Science, Fiction, Diana Thater’s newest video installation, which features appearances by the Milky Way and dung beetles and an oblique nod to the artistic activities from the 1960s that we associate with the term Light and Space, sounds far more compelling than it actually is.
Just how do these things touch on one another? A 2013 paper in Current Biology established that dung beetles – at least a species of ball-rolling dung beetles named Scarabaeus satyrus (about which it is a mystery why more art isn’t made) – use the Milky Way to navigate. Dung beetles are already known to use the sun, the moon and – to my mind the more compelling feat – the celestial polarisation pattern to navigate their way around the dung heap, but this was the first time that the Milky Way, visible as a gradient of celestial light that stripes our night sky, was proven to offer the beetles a means of orientation, particularly since it’s visible when the moon is not. To test this ability, a team of South African biologists set up their beetle arena inside the Johannesburg Planetarium, which allowed them to conveniently turn the Milky Way on and off. When on, the beetles got moving in straighter lines than when just a field of dim or even a handful of bright stars were projected. QED.

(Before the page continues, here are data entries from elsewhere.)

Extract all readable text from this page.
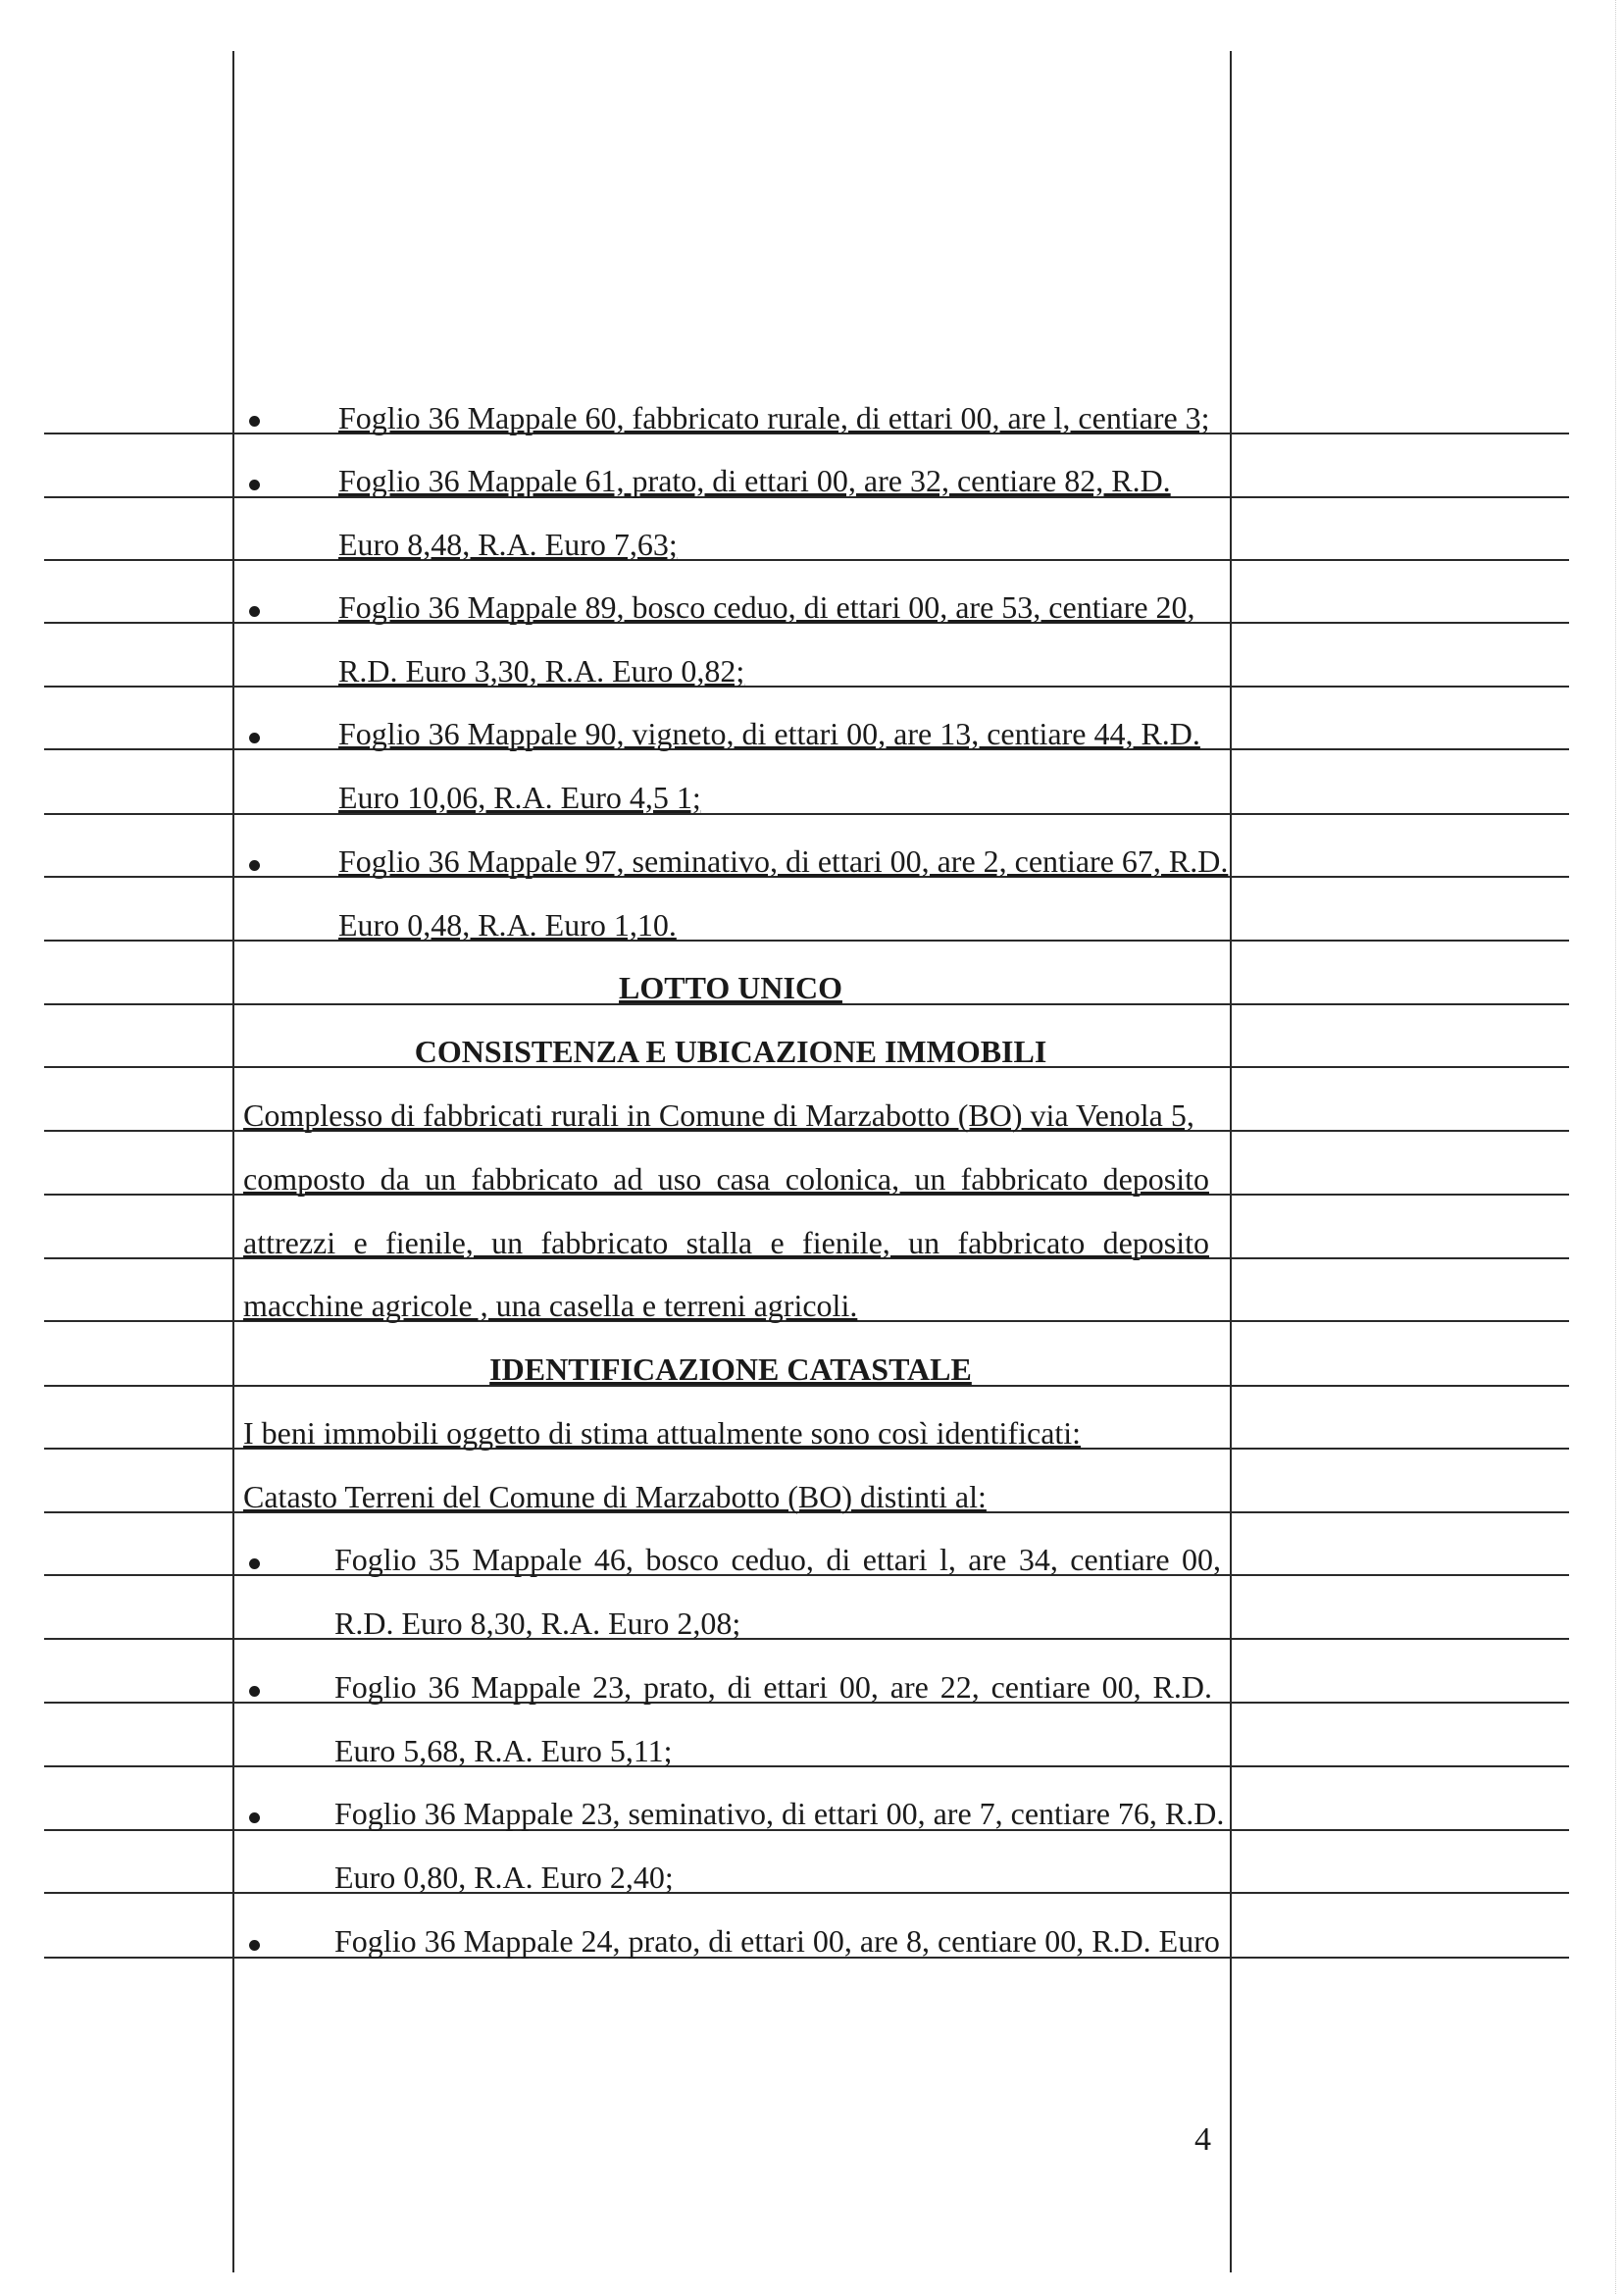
Foglio 36 Mappale 60, fabbricato rurale, di ettari 00, are l, centiare 3;
Foglio 36 Mappale 61, prato, di ettari 00, are 32, centiare 82, R.D.
Euro 8,48, R.A. Euro 7,63;
Foglio 36 Mappale 89, bosco ceduo, di ettari 00, are 53, centiare 20,
R.D. Euro 3,30, R.A. Euro 0,82;
Foglio 36 Mappale 90, vigneto, di ettari 00, are 13, centiare 44, R.D.
Euro 10,06, R.A. Euro 4,5 1;
Foglio 36 Mappale 97, seminativo, di ettari 00, are 2, centiare 67, R.D.
Euro 0,48, R.A. Euro 1,10.
LOTTO UNICO
CONSISTENZA E UBICAZIONE IMMOBILI
Complesso di fabbricati rurali in Comune di Marzabotto (BO) via Venola 5,
composto da un fabbricato ad uso casa colonica, un fabbricato deposito
attrezzi e fienile, un fabbricato stalla e fienile, un fabbricato deposito
macchine agricole , una casella e terreni agricoli.
IDENTIFICAZIONE CATASTALE
I beni immobili oggetto di stima attualmente sono così identificati:
Catasto Terreni del Comune di Marzabotto (BO) distinti al:
Foglio 35 Mappale 46, bosco ceduo, di ettari l, are 34, centiare 00,
R.D. Euro 8,30, R.A. Euro 2,08;
Foglio 36 Mappale 23, prato, di ettari 00, are 22, centiare 00, R.D.
Euro 5,68, R.A. Euro 5,11;
Foglio 36 Mappale 23, seminativo, di ettari 00, are 7, centiare 76, R.D.
Euro 0,80, R.A. Euro 2,40;
Foglio 36 Mappale 24, prato, di ettari 00, are 8, centiare 00, R.D. Euro
4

Around this bit of experimental resourcefulness Thater has constructed a two-part installation: for one part, two nine-screen arrays of monitors, set on opposite walls, capture the celestial lightshow of the planetarium that belongs to the Griffith Observatory in Los Angeles. Named, respectively, The Starry Messenger and Sidereus Nuncius (all works 2014), the English and Latin titles of Galileo’s first astronomical treatise on observations made with the assistance of a telescope, Thater’s arrays show the slow rotation of the night sky beyond the ominous spherical head of the planetarium’s stationary star projector. The scene will immediately call to mind the establishing shots of any number of science-fiction films set in outer space, the chasm between that celestial curtain and whatever little bit of technology the characters depend upon for survival providing the very conditions of possibility for not just whatever dramatic action is to come but also the fearful limits of our understanding (for which aliens of all sorts serve as allegories). The simplicity with which Thater is able to stage this twentiethcentury filmic ur-scene is a testament to her talents; that the room in which we watch the screens is bathed in a blue-quasi-black light, supposedly meant to replicate skylight at dusk, means she is not immune to overreach.
For the other part, Thater has built a roomsize box that gives off yellow light below and projects a closeup of dung beetles at work onto the gallery’s ceiling above. Why the architectural intervention? Though one doubts it’s Thater’s guiding rationale, with a projection of shit on the ceiling, perhaps it’s better that one can’t get right underneath it to watch.
Putting images of the dung beetle’s earthbound enterprise in the place where one would expect to see images of the sky is a rote kind of reversal; one would expect it of a BFA student and not from someone of Thater’s intelligence. And that’s the general problem with Science, Fiction: it chases after big ideas – art historical, astronomical, biological – and wants to weave them together across scales measured by orders of magnitude, but doesn’t manage to get a hold of them in the first place. Should we marvel at the way the modestly small has coevolved with the unfathomably large? Is it tragic that the electrical illumination of the world threatens the nighttime orders of nature? Does the planetarium model for us some future when images of our ‘outside’ are all we will have to experience? The answers here are yes, yes and no. Better than religion, science has always projected its unknown, which is fundamentally a figural if not a representational category, and hence the province of fictions of all sorts. But what the unknown, the ‘outside’, possesses, ultimately, and which Science, Fiction does not, is gravity.